For the past few weeks, I've been working on a 2d isometric tile engine using Ogre, but I'm having trouble displaying scenes of significant size. I've attempted to address the issue by cutting up the scene with SceneNodes, but the expected boost in performance did not occur. I wanted to see whether perhaps my expectations are wrong or I'm simply not doing things correctly.

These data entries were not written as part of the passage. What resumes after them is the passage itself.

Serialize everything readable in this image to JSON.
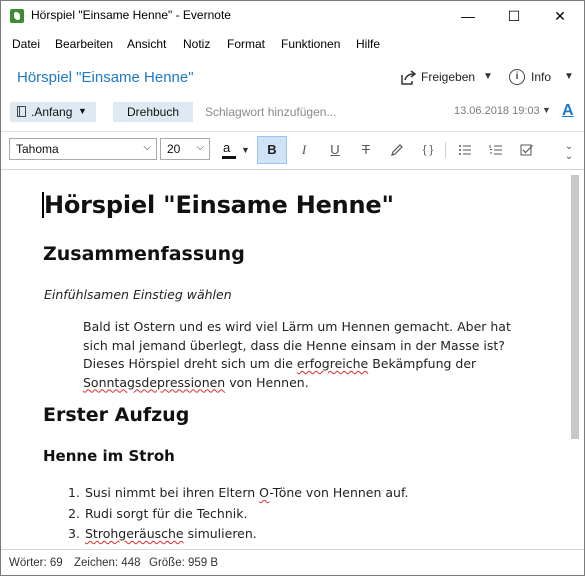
{
  "window": {
    "title": "Hörspiel \"Einsame Henne\" - Evernote",
    "minimize": "—",
    "maximize": "☐",
    "close": "✕"
  },
  "menu": [
    "Datei",
    "Bearbeiten",
    "Ansicht",
    "Notiz",
    "Format",
    "Funktionen",
    "Hilfe"
  ],
  "note_header": {
    "title": "Hörspiel \"Einsame Henne\"",
    "share_label": "Freigeben",
    "info_label": "Info"
  },
  "meta_row": {
    "notebook": ".Anfang",
    "tag": "Drehbuch",
    "tag_placeholder": "Schlagwort hinzufügen...",
    "date": "13.06.2018 19:03"
  },
  "toolbar": {
    "font": "Tahoma",
    "size": "20",
    "color_letter": "a",
    "bold": "B",
    "italic": "I",
    "underline": "U",
    "strike": "T",
    "code": "{ }",
    "font_icon": "A"
  },
  "content": {
    "h1": "Hörspiel \"Einsame Henne\"",
    "summary_heading": "Zusammenfassung",
    "italic_note": "Einfühlsamen Einstieg wählen",
    "paragraph": {
      "line1": "Bald ist Ostern und es wird viel Lärm um Hennen gemacht. Aber hat",
      "line2": "sich mal jemand überlegt, dass die Henne einsam in der Masse ist?",
      "line3_pre": "Dieses Hörspiel dreht sich um die ",
      "line3_misspelled": "erfogreiche",
      "line3_post": " Bekämpfung der",
      "line4_misspelled": "Sonntagsdepressionen",
      "line4_post": " von Hennen."
    },
    "act_heading": "Erster Aufzug",
    "scene_heading": "Henne im Stroh",
    "list": [
      {
        "num": "1.",
        "pre": "Susi nimmt bei ihren Eltern ",
        "mis": "O",
        "post": "-Töne von Hennen auf."
      },
      {
        "num": "2.",
        "pre": "Rudi sorgt für die Technik.",
        "mis": "",
        "post": ""
      },
      {
        "num": "3.",
        "pre": "",
        "mis": "Strohgeräusche",
        "post": " simulieren."
      }
    ]
  },
  "status": {
    "words": "Wörter: 69",
    "chars": "Zeichen: 448",
    "size": "Größe: 959 B"
  },
  "colors": {
    "accent": "#1e7ac8",
    "app_green": "#3c8d34",
    "chip_bg": "#dfe9f3",
    "spell_error": "#d83030"
  }
}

First, some information about my environment:
Ogre version: 1.9
OS: Windows
Graphics API: DirectX9
Graphics Card: GeForce GTX 670
IDE: MSVC 2012
The world I'm trying to display is a 3D array where every cell is represented by a 2D tile and looks pretty much as follows:

Each tile is drawn using Instancing, specifically HWInstancingBasic. The terrain layers can also be scrolled through, so even tiles which are not visible are assigned an Ogre::InstancedEntity on scene creation. The terrain is also modifiable, which is why I've used individual tiles rather than a bigger mesh (I'm sure I could modify the mesh at run time, but I wanted to keep it simple, as I'm relatively new to graphics).
The first time I created a world of decent size (64x64x18), I saw that I was getting very low FPS. I therefore subdivided the scene into nodes of 16x16x1, but that did not help much. In fact, it helped very little. Given that a lot of the terrain is hidden (the above image is a bit jaggier than my usual scenes), I was expecting the FPS to increase by quite a bit.
Tracing through Ogre, I noted that the buffer being sent to the card for instancing was only being updated once during the Octree walk (more specifically, InstanceBatchHW::updateVertexBuffer is only called once. And yes, there is only one batch), which made me wonder whether I was not combining SceneNodes and Instancing correctly. Also, I note that when InstanceBatchHW::updateVertexBuffer is called, the code walks through all instances, even those not in the node.
My question is ultimately how should Instancing and SceneNodes be combined in order to maximize my performance. Do I perhaps need to have the InstanceManager create smaller batches and assign the Instances in one batch to one SceneNode? Is my approach to the scene not the best?
Any suggestions, insights are welcome. Let me know if there is any more information I can provide.